Einstein Discovery: How much data for a good story?
Have you wondered how much data you need to create a good story in Einstein Discovery? Well, you are not the first one with that questions. Check out this short video to understand what it takes to make a good story.
Note: Find this video as well as other tips and tricks videos on Einstein Discovery here.
Note: The video illustrates important concepts in regards to how much data you need to create a good story, to get the full understanding it is recommended to watch the video and not rely solely on the transcript.
When Leo Tolstoy wrote Anna Karenina, he used almost 350,000 words. A literary short story, however, contains only 5000 to 10,000 words.
In this first edition of Einstein Discovery, Tips, Tricks & Best Practices: how much data, for a good Story?
How much data for a Story?
Well, that’s easy. This is about machine learning, so the more, the better, right?
Euh, no. Contrary to popular belief, it’s often a case of less = more!
What matters primarily, is having the right data, rather than having a lot of it.
A Story or model based on small good data is much better than based on big bad data.
I’ll cover the difference between good and bad data at some later stage, but first want to give you some idea about what small and big mean in terms of Einstein Discovery.
Let’s go T-shirt size here.
When we speak about data, there are two dimensions: columns and rows.
Let’s look at columns first. Right now, a Story can contain max 50 columns and has to have at least 3 columns. Let’s define XS to be between 3 and 5, Small to be under 10, Medium to be Under 15, and Large under 30.
Now for the rows. The max number of rows in a Story today is 20M, and you have to have at least 400 to obtain a predictive model.
Now, let’s define XS to be between 400 and 1000, S to be under 10k, M to be under 100k and L to be under 1M.
Are these hard rules? Nope, of course, they’re not, and as always it depends on the use case and many other things. But let’s consider them as broad rules of thumb.
Now, what you need to keep in mind, is the balance between rows and columns. Suppose that you have an extra small number of rows. Does it make sense to have 50 columns? I don’t think so. With less than 1000 rows, you will probably not have enough data to populate all those columns with and create the necessary variety across all of them.
For XL columns, you need also XL rows. Ok, and maybe a Large number of rows will also still do, and maybe medium is like a borderline case.
If you have XS rows, then also be modest in the number of columns that you use. In fact, we can fill out this matrix with Checks all across the diagonal, and probably these semi-diagonals as well.
As we saw, that top-right quadrant is a no-go area, or borderline. But what about the bottom?

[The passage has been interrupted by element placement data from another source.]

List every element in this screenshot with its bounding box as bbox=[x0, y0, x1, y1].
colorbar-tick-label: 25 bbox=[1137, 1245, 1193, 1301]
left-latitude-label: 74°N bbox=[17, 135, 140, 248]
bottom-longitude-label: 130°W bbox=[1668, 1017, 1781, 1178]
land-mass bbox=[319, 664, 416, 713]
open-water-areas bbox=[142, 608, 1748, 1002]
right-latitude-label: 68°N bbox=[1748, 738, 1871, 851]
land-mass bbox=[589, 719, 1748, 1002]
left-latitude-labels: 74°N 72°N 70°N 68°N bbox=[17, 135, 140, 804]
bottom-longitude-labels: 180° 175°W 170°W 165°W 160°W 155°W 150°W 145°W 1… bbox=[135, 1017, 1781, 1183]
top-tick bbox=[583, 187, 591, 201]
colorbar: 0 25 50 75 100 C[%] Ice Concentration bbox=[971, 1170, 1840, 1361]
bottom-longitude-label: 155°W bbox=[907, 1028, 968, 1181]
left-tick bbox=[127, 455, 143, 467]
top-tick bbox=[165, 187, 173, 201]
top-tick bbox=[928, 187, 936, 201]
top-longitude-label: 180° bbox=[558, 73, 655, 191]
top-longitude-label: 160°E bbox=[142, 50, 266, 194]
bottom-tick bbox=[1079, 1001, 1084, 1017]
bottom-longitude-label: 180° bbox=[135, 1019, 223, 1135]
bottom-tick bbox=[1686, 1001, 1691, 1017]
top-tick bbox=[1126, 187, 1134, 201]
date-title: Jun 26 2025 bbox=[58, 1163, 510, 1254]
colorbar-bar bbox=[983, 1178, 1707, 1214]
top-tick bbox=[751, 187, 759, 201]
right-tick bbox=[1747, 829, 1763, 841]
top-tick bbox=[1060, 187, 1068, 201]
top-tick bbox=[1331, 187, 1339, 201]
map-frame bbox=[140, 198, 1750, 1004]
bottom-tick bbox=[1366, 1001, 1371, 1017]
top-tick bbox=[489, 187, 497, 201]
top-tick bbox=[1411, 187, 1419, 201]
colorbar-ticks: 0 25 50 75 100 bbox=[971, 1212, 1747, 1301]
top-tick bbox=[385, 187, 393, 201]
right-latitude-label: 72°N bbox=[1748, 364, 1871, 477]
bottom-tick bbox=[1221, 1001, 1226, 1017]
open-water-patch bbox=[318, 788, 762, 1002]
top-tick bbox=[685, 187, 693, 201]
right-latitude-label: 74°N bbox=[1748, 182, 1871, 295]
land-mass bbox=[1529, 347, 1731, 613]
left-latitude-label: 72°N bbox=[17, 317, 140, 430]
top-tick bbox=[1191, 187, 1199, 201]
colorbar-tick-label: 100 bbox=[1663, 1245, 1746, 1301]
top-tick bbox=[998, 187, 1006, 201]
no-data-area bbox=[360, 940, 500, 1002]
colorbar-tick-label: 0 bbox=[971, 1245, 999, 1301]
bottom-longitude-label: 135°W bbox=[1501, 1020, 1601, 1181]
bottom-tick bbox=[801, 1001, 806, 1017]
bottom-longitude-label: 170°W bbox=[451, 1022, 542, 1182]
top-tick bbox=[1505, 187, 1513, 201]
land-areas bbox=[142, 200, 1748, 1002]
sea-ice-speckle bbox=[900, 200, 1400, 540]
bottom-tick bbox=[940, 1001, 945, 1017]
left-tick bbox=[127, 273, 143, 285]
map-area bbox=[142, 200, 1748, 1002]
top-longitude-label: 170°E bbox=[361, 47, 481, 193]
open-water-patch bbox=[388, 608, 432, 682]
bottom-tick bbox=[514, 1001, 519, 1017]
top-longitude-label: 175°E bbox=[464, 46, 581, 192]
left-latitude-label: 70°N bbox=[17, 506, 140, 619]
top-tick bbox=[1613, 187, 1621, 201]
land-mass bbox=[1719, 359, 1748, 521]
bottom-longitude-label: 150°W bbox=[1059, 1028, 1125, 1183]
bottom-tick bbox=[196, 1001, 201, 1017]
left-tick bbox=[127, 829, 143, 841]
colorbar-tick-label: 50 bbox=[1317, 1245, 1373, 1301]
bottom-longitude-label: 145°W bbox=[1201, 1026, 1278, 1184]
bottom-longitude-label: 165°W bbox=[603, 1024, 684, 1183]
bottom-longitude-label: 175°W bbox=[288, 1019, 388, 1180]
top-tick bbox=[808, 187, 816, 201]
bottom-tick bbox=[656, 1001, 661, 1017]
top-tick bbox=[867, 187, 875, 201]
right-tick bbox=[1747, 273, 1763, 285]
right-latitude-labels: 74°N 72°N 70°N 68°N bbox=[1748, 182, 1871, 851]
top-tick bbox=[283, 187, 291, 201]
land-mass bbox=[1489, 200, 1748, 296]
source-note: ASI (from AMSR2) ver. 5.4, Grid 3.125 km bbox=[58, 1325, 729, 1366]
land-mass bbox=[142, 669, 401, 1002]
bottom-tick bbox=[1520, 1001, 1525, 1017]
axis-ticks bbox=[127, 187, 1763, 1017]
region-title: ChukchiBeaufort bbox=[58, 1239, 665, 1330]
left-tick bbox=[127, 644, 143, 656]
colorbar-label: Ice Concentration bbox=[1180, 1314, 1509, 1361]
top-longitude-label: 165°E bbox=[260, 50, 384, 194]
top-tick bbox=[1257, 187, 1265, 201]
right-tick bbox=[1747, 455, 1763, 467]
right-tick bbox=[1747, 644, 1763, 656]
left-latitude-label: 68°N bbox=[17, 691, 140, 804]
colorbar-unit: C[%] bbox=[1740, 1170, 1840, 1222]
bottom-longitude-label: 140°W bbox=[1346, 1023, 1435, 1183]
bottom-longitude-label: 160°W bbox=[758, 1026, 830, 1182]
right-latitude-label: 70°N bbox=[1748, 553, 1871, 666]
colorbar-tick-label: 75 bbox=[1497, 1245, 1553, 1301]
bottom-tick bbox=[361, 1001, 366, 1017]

A very small number of columns, but a huge number of rows? That could work, but I’m not quite sure what the appropriate use cases for those would be. Nothing stops you from doing that, just make sure that all that additional data is still adding extra information to the model, and that you’re not introducing noise or dirty data.
Again, are these hard rules? Nope, consider them broad rules of thumb.
That said, I haven’t seen many users being successful outside of the checkmarks in this matrix. Therefore, don’t worry if you have only a few rows, just be modest in carefully selecting a few good columns for them.